Overall, The Genesis Quest paints the story of Origins research as a funky one. Both the trajectory of science and of the people were often full of bizarre contradictions and non sequiturs. "Geniuses and Eccentrics," from the book's subtitle, is certainly an apt and pithy summary. Although I began familiar with a number of the landmark Origins experiments, I had known very little about the people behind them and I delighted in these backstories: from the influence of political slants on scientific thought, as in the Oparin and Haldane duo and communism and dialectical materialism, to the scientific heretics who sparked outrage from the mainstream origins-of-life bigshots (and were often off from reality by a long shot), but propelled important concepts into debate. In addition to Cairns-Smith, there was Wächtershäuser and his Iron-Sulfur World Hypothesis, with the key idea that life needed an energy source from the get-go.
These backstories were often a blend of serendipity and science communication, as in the case of Stanley Miller, whose career began when he stumbled into a life-changing lecture by Harold Urey, and John Sutherland, who years later stumbled in on Albert Eschenmoser's lecture. On the note of serendipity, also peppered throughout is the recurring motif of montmorillonite clay, a seeming cure-all for all origins-of-life experimental ills, from speeding up RNA synthesis to coaxing the correct nucleotide chirality to catalyzing bilayer lipid vesicle formation. Marshall highlights the non-discountable role of chance in discovery.
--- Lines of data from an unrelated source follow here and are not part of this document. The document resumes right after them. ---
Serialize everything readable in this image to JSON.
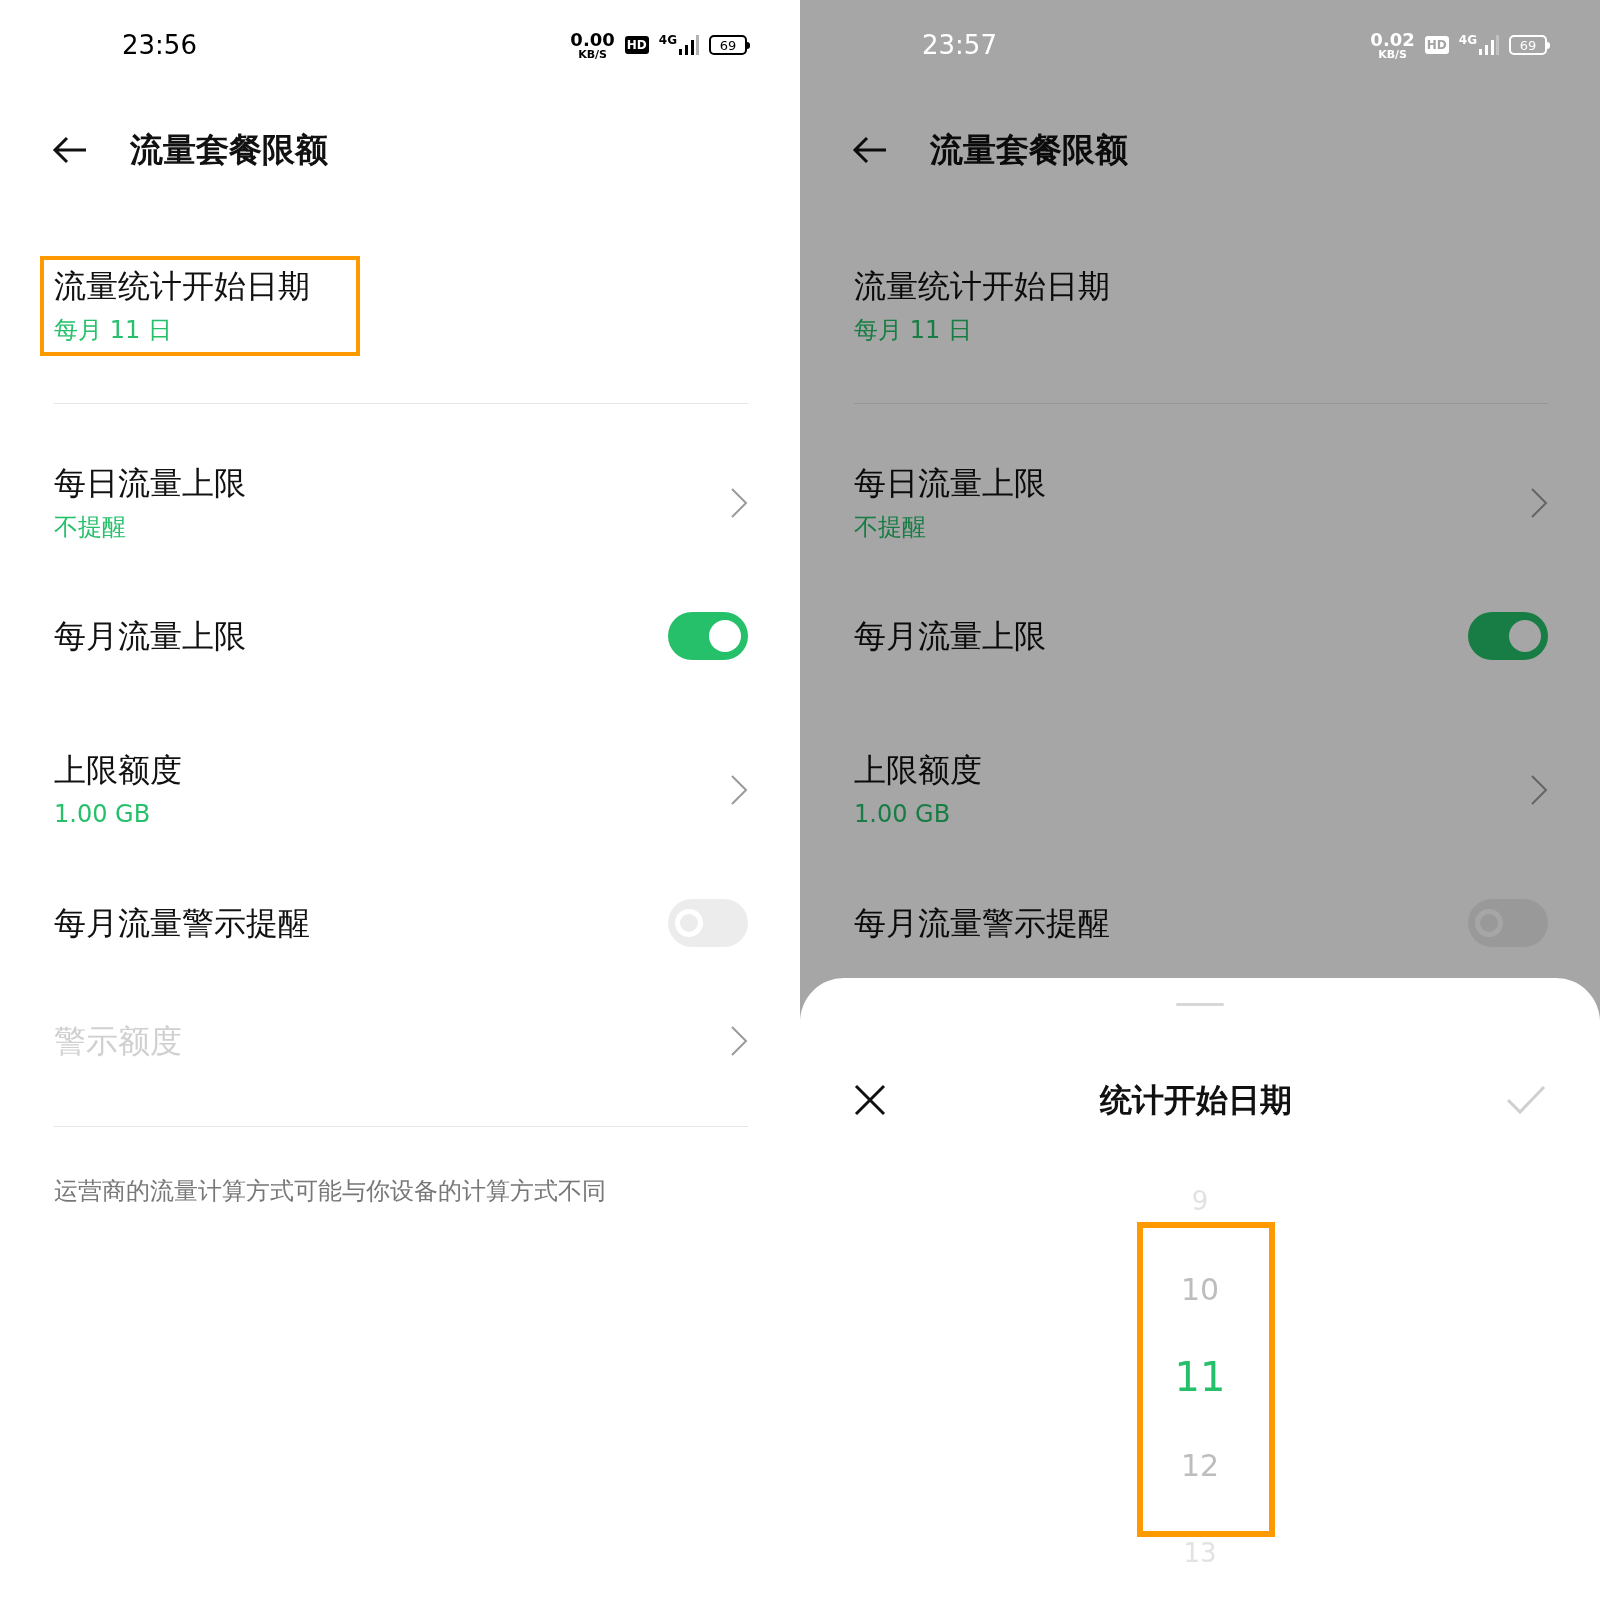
{
  "screens": [
    {
      "status_bar": {
        "time": "23:56",
        "speed": "0.00",
        "speed_unit": "KB/S",
        "hd": "HD",
        "network": "4G",
        "battery": "69"
      },
      "title": "流量套餐限额",
      "rows": [
        {
          "kind": "value",
          "title": "流量统计开始日期",
          "value": "每月 11 日",
          "highlighted": true,
          "disabled": false
        },
        {
          "kind": "nav",
          "title": "每日流量上限",
          "value": "不提醒",
          "disabled": false
        },
        {
          "kind": "toggle",
          "title": "每月流量上限",
          "on": true,
          "disabled": false
        },
        {
          "kind": "nav",
          "title": "上限额度",
          "value": "1.00 GB",
          "disabled": false
        },
        {
          "kind": "toggle",
          "title": "每月流量警示提醒",
          "on": false,
          "disabled": false
        },
        {
          "kind": "nav",
          "title": "警示额度",
          "disabled": true
        }
      ],
      "footnote": "运营商的流量计算方式可能与你设备的计算方式不同"
    },
    {
      "dimmed": true,
      "status_bar": {
        "time": "23:57",
        "speed": "0.02",
        "speed_unit": "KB/S",
        "hd": "HD",
        "network": "4G",
        "battery": "69"
      },
      "title": "流量套餐限额",
      "rows": [
        {
          "kind": "value",
          "title": "流量统计开始日期",
          "value": "每月 11 日",
          "disabled": false
        },
        {
          "kind": "nav",
          "title": "每日流量上限",
          "value": "不提醒",
          "disabled": false
        },
        {
          "kind": "toggle",
          "title": "每月流量上限",
          "on": true,
          "disabled": false
        },
        {
          "kind": "nav",
          "title": "上限额度",
          "value": "1.00 GB",
          "disabled": false
        },
        {
          "kind": "toggle",
          "title": "每月流量警示提醒",
          "on": false,
          "disabled": false
        }
      ],
      "sheet": {
        "title": "统计开始日期",
        "highlighted": true,
        "items": [
          {
            "label": "9",
            "selected": false
          },
          {
            "label": "10",
            "selected": false
          },
          {
            "label": "11",
            "selected": true
          },
          {
            "label": "12",
            "selected": false
          },
          {
            "label": "13",
            "selected": false
          }
        ]
      }
    }
  ]
}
Finally, I especially appreciated the acknowledgments of the less-pretty aspects of science. Marshall nods at undercurrents of egotism, politics, and implicit and explicit biases, and he also makes a point of spotlighting people who contributed to landmark scientific discoveries but whose names were smothered out of history by those same ills. Tina Negus, for example, discovered the first Precambrian fossil but was brushed aside because she was a girl (the same fossil hailed as a brilliant find when rediscovered by schoolboy Roger Mason a year later). In this storytelling is a wonderful paradox: In digging into the remotely distant past of life, Marshall also writes his way forward, hoping for an optimistic future society. (Regarding his shout-out of Angela Saini's book Inferior in the introduction – here is my enthusiastic agreement that it is a well-researched read on gender biases!). By tracing the messy switchback path that the science has taken, the book gently paints science as flawed and subject to revisions. I found The Genesis Quest to be a depiction of people who are talented and driven but also entirely human, and I found that uplifting.
A bit poetically, the book's first and last chapters open and close with imagery of the "warm little pond" that Darwin proposed. This story of life comes full-circle!